Anyway, he was a very important literary figure in this period as well and
wrote a lot about their theories of poetry and prose as well.
One of his essays, which we call the Tansō's Essays on Poetry, is fascinating
because he goes on it at length about how important it is to be immediate and
to be very, very sort of manifest and concrete in what you write about.
And it gives us a sort of window on what young men and women in this period
were thinking about when they thought about expressing themselves,
especially representing the world or themselves in word.
Let's read an excerpt from his essay.
"People nowadays love writing up the smallest, most vulgar details,
thinking these are what 'real' is all about.
What I take to be 'real' though is something else: the actual situations and
real emotions of people narrated with no ornament.
Young writers today will sketch out the hazards of infirmity and old age,
or concentrate on representing mountain landscapes
even while they toil daily as public officials."
He's making a criticism here of contemporary poets and writers.
A lot of people he says are basically hypocritical.
They write about things that they don't know from their own experience.
They consider something real, I almost want to say realistic here,
writing realistically is being detailed, very, very extremely sort of detailed,
filling in all of the shadows, all of the spaces,
regardless of whether they've actually experienced what they're writing about,
and he says, he argues, that that's the wrong way to approach writing.
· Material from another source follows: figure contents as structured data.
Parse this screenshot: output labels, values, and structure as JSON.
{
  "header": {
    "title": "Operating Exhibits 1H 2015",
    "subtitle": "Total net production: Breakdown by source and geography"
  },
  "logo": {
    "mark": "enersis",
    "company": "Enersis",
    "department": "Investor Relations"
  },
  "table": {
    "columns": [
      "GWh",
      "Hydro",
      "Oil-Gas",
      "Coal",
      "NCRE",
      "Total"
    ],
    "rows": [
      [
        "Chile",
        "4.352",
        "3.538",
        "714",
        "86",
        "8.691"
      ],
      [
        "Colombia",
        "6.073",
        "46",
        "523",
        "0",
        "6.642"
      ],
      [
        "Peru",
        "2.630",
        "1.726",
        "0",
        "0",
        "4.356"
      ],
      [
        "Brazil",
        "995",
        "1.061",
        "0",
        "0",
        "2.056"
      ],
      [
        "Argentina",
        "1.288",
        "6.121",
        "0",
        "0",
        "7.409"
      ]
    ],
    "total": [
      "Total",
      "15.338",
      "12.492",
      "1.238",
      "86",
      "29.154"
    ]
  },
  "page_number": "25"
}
He goes on, "What results is something they have neither seen with their own eyes nor
felt within their hearts:
nothing more than rote imitation of words by the ancients.
In such cases, even if they've represented a scene precisely as if one had seen it,
the effect is no different from an actor dressed up in costumes.
How can you say this is what's 'real'?"
Again, like Satō Issai, Hirose Tansō is very,
very concerned, consumed, we might say, about what can be considered real,
what's the divide between something that feels and
can be recognized or approached as real and something not.
This is a very important distinction to him, to all of the men and
women who were writing or illustrating in this period.